The physical education research team began collecting fitness data on Maine schoolchildren after training physical education teachers in the use of a standardized periodic fitness test called PACER (Progressive Aerobic Cardiovascular Endurance Run), designed by the Cooper Institute.
The physical education project, funded in part by the Betterment Fund in Maine, is one of the first of its kind in the nation, Butterfield says, and could become a national model for quantifying the extent and cost of obesity.
“A project combining exercise science and economics helps us examine an important issue facing our state, and it’s a good example of the growing interdisciplinary research happening at UMaine,” Mason says.

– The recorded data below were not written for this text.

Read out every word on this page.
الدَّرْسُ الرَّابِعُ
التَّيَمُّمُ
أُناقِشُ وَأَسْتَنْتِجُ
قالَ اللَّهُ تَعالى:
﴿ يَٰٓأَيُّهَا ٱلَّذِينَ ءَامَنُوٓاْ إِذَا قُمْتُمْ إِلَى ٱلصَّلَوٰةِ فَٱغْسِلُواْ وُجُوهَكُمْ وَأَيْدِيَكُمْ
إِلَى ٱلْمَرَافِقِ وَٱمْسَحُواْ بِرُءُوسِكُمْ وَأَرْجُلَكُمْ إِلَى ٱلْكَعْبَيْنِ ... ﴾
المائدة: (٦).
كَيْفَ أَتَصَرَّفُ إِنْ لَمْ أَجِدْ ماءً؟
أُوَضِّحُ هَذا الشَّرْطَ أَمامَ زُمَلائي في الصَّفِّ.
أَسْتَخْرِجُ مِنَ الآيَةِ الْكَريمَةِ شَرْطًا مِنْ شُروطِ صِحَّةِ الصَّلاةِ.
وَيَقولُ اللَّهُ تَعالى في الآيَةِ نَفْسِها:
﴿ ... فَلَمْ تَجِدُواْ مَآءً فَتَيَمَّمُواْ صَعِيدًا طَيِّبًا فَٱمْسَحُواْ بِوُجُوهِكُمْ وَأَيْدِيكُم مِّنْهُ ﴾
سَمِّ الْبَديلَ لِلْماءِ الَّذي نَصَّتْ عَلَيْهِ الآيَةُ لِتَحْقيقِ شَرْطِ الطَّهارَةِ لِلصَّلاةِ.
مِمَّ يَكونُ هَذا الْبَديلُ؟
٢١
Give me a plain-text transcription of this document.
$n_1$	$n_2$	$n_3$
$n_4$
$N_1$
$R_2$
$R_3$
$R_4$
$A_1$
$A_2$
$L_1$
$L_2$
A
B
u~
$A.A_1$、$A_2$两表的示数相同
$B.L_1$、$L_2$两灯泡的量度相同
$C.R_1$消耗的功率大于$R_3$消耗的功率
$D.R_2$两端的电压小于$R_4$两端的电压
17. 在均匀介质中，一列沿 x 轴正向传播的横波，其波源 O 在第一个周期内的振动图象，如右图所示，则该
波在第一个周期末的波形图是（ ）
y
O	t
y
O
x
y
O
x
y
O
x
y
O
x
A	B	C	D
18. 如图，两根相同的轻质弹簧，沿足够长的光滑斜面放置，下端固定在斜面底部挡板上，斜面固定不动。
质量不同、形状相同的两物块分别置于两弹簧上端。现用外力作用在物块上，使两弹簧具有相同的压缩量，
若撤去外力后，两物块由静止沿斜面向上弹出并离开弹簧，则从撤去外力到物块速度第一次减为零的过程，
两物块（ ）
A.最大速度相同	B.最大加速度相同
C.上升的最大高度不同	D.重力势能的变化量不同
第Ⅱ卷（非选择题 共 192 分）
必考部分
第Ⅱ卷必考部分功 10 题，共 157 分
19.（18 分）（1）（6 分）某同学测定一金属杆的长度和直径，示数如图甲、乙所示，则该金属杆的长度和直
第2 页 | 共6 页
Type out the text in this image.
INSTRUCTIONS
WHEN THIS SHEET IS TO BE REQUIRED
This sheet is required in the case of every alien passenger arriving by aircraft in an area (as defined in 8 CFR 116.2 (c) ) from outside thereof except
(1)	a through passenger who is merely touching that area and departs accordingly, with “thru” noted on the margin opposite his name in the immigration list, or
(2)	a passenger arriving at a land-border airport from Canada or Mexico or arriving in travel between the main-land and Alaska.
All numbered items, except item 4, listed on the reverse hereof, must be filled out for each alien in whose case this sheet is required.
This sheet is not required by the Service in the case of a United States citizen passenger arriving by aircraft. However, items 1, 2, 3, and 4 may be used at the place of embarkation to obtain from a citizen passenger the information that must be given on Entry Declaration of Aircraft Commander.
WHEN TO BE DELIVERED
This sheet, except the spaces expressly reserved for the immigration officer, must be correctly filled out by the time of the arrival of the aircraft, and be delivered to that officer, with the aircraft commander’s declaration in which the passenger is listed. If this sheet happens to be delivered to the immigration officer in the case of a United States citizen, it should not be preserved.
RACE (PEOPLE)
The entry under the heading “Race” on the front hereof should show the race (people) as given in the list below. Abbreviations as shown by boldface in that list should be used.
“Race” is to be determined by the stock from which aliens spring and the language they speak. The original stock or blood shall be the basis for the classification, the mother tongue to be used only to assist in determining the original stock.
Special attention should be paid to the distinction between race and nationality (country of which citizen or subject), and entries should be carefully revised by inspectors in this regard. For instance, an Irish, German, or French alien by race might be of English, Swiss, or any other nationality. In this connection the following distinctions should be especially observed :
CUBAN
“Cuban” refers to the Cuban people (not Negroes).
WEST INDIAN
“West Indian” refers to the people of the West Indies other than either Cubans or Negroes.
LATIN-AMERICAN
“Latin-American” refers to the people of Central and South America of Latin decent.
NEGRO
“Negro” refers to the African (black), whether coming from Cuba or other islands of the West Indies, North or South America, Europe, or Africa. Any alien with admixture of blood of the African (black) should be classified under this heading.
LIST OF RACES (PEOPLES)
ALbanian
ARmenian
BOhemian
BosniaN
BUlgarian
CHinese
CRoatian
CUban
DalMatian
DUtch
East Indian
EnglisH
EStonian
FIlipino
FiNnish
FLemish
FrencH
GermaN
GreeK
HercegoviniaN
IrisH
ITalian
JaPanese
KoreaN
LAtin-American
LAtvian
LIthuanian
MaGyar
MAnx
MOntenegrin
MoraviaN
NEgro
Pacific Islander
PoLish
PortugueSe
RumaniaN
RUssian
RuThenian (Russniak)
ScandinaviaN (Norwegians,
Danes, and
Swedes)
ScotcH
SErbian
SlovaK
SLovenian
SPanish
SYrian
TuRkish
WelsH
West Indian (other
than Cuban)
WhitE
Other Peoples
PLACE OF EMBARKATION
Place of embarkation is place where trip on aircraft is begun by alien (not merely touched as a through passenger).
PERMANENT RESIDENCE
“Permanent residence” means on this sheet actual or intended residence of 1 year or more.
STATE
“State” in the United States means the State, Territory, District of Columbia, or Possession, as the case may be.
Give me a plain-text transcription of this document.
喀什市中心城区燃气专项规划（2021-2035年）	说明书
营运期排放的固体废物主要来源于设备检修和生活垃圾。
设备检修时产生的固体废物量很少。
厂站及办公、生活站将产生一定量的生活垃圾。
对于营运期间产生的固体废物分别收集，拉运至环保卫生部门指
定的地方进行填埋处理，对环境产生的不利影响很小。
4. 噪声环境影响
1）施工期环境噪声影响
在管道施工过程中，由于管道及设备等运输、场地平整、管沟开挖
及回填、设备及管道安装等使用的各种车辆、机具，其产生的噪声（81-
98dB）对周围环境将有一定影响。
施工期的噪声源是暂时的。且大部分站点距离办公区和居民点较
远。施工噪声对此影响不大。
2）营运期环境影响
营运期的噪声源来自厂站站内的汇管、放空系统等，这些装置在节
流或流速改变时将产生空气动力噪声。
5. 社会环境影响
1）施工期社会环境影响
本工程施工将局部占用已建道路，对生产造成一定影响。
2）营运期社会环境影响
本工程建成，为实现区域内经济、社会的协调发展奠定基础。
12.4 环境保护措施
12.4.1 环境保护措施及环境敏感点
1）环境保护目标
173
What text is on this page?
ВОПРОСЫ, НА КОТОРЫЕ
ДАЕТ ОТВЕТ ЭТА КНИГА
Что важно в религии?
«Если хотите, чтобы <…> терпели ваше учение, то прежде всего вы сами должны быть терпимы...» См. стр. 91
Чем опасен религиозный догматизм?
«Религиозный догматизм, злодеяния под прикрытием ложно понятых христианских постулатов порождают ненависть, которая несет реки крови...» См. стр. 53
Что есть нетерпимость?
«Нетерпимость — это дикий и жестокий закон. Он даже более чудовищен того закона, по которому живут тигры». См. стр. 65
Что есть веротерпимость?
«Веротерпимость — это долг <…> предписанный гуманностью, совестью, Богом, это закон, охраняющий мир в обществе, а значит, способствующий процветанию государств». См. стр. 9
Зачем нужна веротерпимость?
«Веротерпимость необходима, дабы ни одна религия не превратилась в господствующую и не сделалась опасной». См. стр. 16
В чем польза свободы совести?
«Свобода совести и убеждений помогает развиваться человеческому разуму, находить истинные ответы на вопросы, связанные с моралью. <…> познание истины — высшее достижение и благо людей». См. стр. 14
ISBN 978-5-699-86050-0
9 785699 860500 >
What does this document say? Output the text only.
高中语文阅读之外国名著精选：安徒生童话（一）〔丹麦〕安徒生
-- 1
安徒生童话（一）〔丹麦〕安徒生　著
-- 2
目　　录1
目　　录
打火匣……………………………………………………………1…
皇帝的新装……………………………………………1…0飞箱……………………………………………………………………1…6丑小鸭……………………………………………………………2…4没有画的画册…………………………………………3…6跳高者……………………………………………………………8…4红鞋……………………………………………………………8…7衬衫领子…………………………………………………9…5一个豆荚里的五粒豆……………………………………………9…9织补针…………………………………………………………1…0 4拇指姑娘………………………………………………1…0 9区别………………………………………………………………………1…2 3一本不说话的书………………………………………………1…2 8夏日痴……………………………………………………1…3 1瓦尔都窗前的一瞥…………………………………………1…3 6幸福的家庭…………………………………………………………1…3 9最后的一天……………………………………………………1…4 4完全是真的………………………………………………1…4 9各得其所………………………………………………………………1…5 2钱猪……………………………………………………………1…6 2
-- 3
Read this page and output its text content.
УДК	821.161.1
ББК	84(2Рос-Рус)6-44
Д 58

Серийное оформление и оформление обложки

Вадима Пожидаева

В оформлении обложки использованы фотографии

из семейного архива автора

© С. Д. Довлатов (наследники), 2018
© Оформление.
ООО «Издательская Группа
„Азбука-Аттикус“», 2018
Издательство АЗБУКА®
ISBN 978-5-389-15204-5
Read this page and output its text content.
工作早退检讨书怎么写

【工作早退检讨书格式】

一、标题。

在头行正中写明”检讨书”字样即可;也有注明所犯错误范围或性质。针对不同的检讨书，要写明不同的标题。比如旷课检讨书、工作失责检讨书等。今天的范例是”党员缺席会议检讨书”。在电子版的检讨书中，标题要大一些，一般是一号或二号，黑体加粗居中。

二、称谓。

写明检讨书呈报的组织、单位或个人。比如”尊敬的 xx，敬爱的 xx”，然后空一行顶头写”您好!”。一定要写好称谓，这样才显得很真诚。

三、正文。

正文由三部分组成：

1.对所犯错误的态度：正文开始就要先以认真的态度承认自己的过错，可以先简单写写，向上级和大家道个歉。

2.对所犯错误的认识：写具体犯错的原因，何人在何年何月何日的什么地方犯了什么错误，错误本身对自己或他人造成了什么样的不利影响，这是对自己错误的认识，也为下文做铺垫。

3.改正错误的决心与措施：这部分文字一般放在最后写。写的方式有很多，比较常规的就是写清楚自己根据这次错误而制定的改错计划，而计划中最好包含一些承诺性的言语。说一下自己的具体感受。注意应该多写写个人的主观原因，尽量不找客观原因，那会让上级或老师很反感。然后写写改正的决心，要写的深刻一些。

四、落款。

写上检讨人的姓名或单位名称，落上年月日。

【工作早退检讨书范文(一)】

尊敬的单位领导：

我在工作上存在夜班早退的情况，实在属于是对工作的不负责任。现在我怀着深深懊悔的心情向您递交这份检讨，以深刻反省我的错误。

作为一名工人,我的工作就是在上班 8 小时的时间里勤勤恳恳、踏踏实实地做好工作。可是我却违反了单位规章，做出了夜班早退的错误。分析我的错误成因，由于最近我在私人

Last year, the medical costs of obesity for all age groups in Maine were an estimated $452.7 million, with most of these costs due to adult obesity.
The concern, say Butterfield and Lehnhard, is that obese children and adolescents are much more likely than their non-obese peers to become obese adults, when the medical costs are very high.
“If anything, these cost numbers are conservative,” says Gabe, whose study was funded, in part, through a partnership between the Maine Association for Health, Physical Education, Recreation and Dance; the Maine Department of Education; and UMaine’s College of Education and Human Development.
“These are medical costs related to obesity, and do not count indirect costs due to early mortality or morbidity. Other studies have uncovered non-medical costs from reduced workforce productivity that are more expensive to the economy than the medical costs of obesity,” Gabe notes.